Restriction endonucleases cleave foreign viral DNA via specific recognition sequences, while bacterial DNA containing those sequences is protected through methylation modification, not absence.

Correct Answer

(A) is correct but (R) is not correct.

Assertion Analysis

Assertion (A) states that restriction endonucleases cleave foreign viral DNA inside bacterial cells, but bacterial DNA is protected from attack. This is correct. Bacteria use restriction-modification (R-M) systems where endonucleases recognize palindromic sequences (4-8 bp) in foreign DNA like bacteriophages and cleave it, while their own DNA is shielded.

Reason Analysis

Reason (R) claims bacterial DNA lacks recognition sequences of the restriction endonuclease. This is incorrect. Bacterial DNA contains the same recognition sequences but is protected by methyltransferases (modification enzymes) that add methyl groups (—CH₃) to adenine/cytosine within those sequences, preventing cleavage. Foreign DNA lacks this methylation and is degraded.

Option Evaluation

Introduction to Restriction Endonuclease Action

Restriction endonuclease cleave foreign viral DNA inside bacterial cells through specific recognition sequences, while bacterial DNA protection occurs via methylation modification. This R-M system is key for NEET molecular biology.​

Mechanism of Foreign DNA Cleavage

Restriction endonucleases (e.g., EcoRI) recognize palindromic sequences like GAATTC and hydrolyze phosphodiester bonds, fragmenting unmethylated viral DNA. This prevents bacteriophage replication in bacteria.
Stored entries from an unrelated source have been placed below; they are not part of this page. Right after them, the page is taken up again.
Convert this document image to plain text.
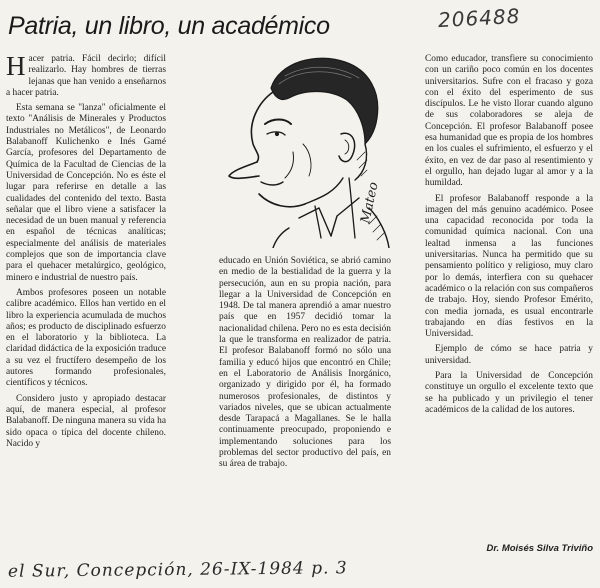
206488
Patria, un libro, un académico

Hacer patria. Fácil decirlo; difícil realizarlo. Hay hombres de tierras lejanas que han venido a enseñarnos a hacer patria.

Esta semana se "lanza" oficialmente el texto "Análisis de Minerales y Productos Industriales no Metálicos", de Leonardo Balabanoff Kulichenko e Inés Gamé García, profesores del Departamento de Química de la Facultad de Ciencias de la Universidad de Concepción. No es éste el lugar para referirse en detalle a las cualidades del contenido del texto. Basta señalar que el libro viene a satisfacer la necesidad de un buen manual y referencia en español de técnicas analíticas; especialmente del análisis de materiales complejos que son de importancia clave para el quehacer metalúrgico, geológico, minero e industrial de nuestro país.

Ambos profesores poseen un notable calibre académico. Ellos han vertido en el libro la experiencia acumulada de muchos años; es producto de disciplinado esfuerzo en el laboratorio y la biblioteca. La claridad didáctica de la exposición traduce a su vez el fructífero desempeño de los autores formando profesionales, científicos y técnicos.

Considero justo y apropiado destacar aquí, de manera especial, al profesor Balabanoff. De ninguna manera su vida ha sido opaca o típica del docente chileno. Nacido y

Mateo

educado en Unión Soviética, se abrió camino en medio de la bestialidad de la guerra y la persecución, aun en su propia nación, para llegar a la Universidad de Concepción en 1948. De tal manera aprendió a amar nuestro país que en 1957 decidió tomar la nacionalidad chilena. Pero no es esta decisión la que le transforma en realizador de patria. El profesor Balabanoff formó no sólo una familia y educó hijos que encontró en Chile; en el Laboratorio de Análisis Inorgánico, organizado y dirigido por él, ha formado numerosos profesionales, de distintos y variados niveles, que se ubican actualmente desde Tarapacá a Magallanes. Se le halla continuamente preocupado, proponiendo e implementando soluciones para los problemas del sector productivo del país, en su área de trabajo.

Como educador, transfiere su conocimiento con un cariño poco común en los docentes universitarios. Sufre con el fracaso y goza con el éxito del esperimento de sus discípulos. Le he visto llorar cuando alguno de sus colaboradores se aleja de Concepción. El profesor Balabanoff posee esa humanidad que es propia de los hombres en los cuales el sufrimiento, el esfuerzo y el éxito, en vez de dar paso al resentimiento y el orgullo, han dejado lugar al amor y a la humildad.

El profesor Balabanoff responde a la imagen del más genuino académico. Posee una capacidad reconocida por toda la comunidad química nacional. Con una lealtad inmensa a las funciones universitarias. Nunca ha permitido que su pensamiento político y religioso, muy claro por lo demás, interfiera con su quehacer académico o la relación con sus compañeros de trabajo. Hoy, siendo Profesor Emérito, con media jornada, es usual encontrarle trabajando en días festivos en la Universidad.

Ejemplo de cómo se hace patria y universidad.

Para la Universidad de Concepción constituye un orgullo el excelente texto que se ha publicado y un privilegio el tener académicos de la calidad de los autores.

Dr. Moisés Silva Triviño
el Sur, Concepción, 26-IX-1984 p. 3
Bacterial DNA Protection Strategy

Bacterial DNA contains identical recognition sequences but methylases add CH₃ groups (e.g., to adenine), blocking endonuclease binding. Foreign DNA enters unmethylated and gets cleaved.​

Exam Relevance for Assertion-Reason

This question tests R-M system details: Assertion correct (cleavage vs. protection), Reason wrong (sequences present but modified). Common NEET trap assuming “no sequences”.